Explainer: How EU ‘dirty money’ list works and why US distanced itself from it
The United States raised concerns over the European Commission’s announcement adding Saudi Arabia, Panama and other jurisdictions to a blacklist of nations that pose a threat because of lax controls against terrorism financing and money laundering.
The United States Treasury issued a statement, immediately following the European Commission’s announcement on Wednesday, saying that they have significant concerns about the substance of the EU’s list and the “flawed” process by which it was developed.
“We have put in place the highest standards in the world in the fight against money laundering,” European Commissioner for Justice Vera Jourova said.
“But we must ensure that dirty money from other countries does not end up in our financial system,” she told a press conference at the European Parliament plenary session in Strasbourg.
Riyadh is being considered for the blacklist “despite several measures of reinforcement of its legal framework which has led to increased cooperation with its counterparts,” the report added.
Meanwhile, Saudi Arabia expressed “regret” over the EU proposals, state media said Thursday. “Saudi Arabia notes with regret the European Commission proposed revised list of ‘high risk’ countries,” reported the official Saudi Press Agency.
“The Kingdom reaffirms that it is strongly committed to the common fight against money laundering and terrorism financing, a commitment that it shares with its international partners and allies,” the statement said.
How it works
According the Commission, the aim of the list is to protect the EU financial system by better preventing money laundering and terrorist financing risks.
Following the introduction of the Fourth Anti-Money Laundering Directive in 2015, the European Commission published a first EU list of countries based on the assessment of the Financial Action Task Force (FATF).
The FATF’s membership includes the United States, the European Commission, 15 EU member states, and 20 other jurisdictions.
An inter-governmental body established in 1989, its aim is to set global standards in implementing legal, regulatory and operational measures in combating money laundering, terror financing and other related threats related to the integrity of the international financial system.

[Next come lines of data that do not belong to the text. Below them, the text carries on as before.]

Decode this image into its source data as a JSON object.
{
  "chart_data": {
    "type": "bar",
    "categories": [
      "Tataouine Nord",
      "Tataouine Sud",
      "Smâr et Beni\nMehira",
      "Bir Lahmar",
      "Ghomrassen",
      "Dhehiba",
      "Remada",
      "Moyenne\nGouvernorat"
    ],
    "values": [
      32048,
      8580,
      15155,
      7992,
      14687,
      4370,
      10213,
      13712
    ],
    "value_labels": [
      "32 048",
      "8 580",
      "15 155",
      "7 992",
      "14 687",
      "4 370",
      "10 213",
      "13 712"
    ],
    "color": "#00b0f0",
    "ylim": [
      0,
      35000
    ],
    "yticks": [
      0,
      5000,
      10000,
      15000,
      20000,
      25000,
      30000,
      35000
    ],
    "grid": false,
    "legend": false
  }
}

Inclusion on the European Commission’s list will not trigger sanctions but banks in the EU will have to carry out additional checks on payments involving entities from listed jurisdictions.
On Wednesday, new countries targeted by the commission join another 16 already on this register, bringing the total up to 23.
The newcomers to the list are Libya, Botswana, Ghana, Samoa, the Bahamas and the four United States territories of American Samoa, US Virgin Islands, Puerto Rico and Guam.
The other listed states are Afghanistan, North Korea, Ethiopia, Iran, Iraq, Pakistan, Sri Lanka, Syria, Trinidad and Tobago, Tunisia and Yemen. Bosnia, Guyana, Laos, Uganda and Vanuatu were removed from earlier versions of the list.
The FATF list includes only 12 jurisdictions – all on the EU blacklist – but excludes Saudi Arabia, Panama and US territories.
According to a statement from EU justice commissioner Vera Jourova, who proposed the list, the added countries joined the list because they met one of the following criteria: They have systemic impact on the integrity of the EU financial system, they are reviewed by the International Monetary Fund as international offshore financial centers and have economic relevance and strong economic ties with the EU.
The proposal must now be approved or rejected by the European Parliament and the 28 member states within one month, which can be extended to two.
Britain raises concern
“The European Commission’s process for developing its list contrasts starkly with FATF’s thorough methodology. First, the Commission’s process did not include a sufficiently in-depth review necessary to conduct an assessment related to such a serious and consequential issue,” the statement published on the US Treasury website read.
According the treasury, the European Commission’s process for developing its list contrasts starkly with FATF’s thorough methodology.
“First, the Commission’s process did not include a sufficiently in-depth review necessary to conduct an assessment related to such a serious and consequential issue. Second, the Commission provided affected jurisdictions with only a cursory basis for its determination.
Third, the Commission notified affected jurisdictions that they would be included on the list only days before issuance. Fourth, the Commission failed to provide affected jurisdictions with any meaningful opportunity to challenge their inclusion or otherwise address issues identified by the Commission. As a result, the European Commission produced a list that diverges from the FATF list without reasonable support,” the statement said.
Britain, which plans to leave the EU on March 29, said the list could “confuse businesses” because it diverges from a smaller listing compiled by FATF.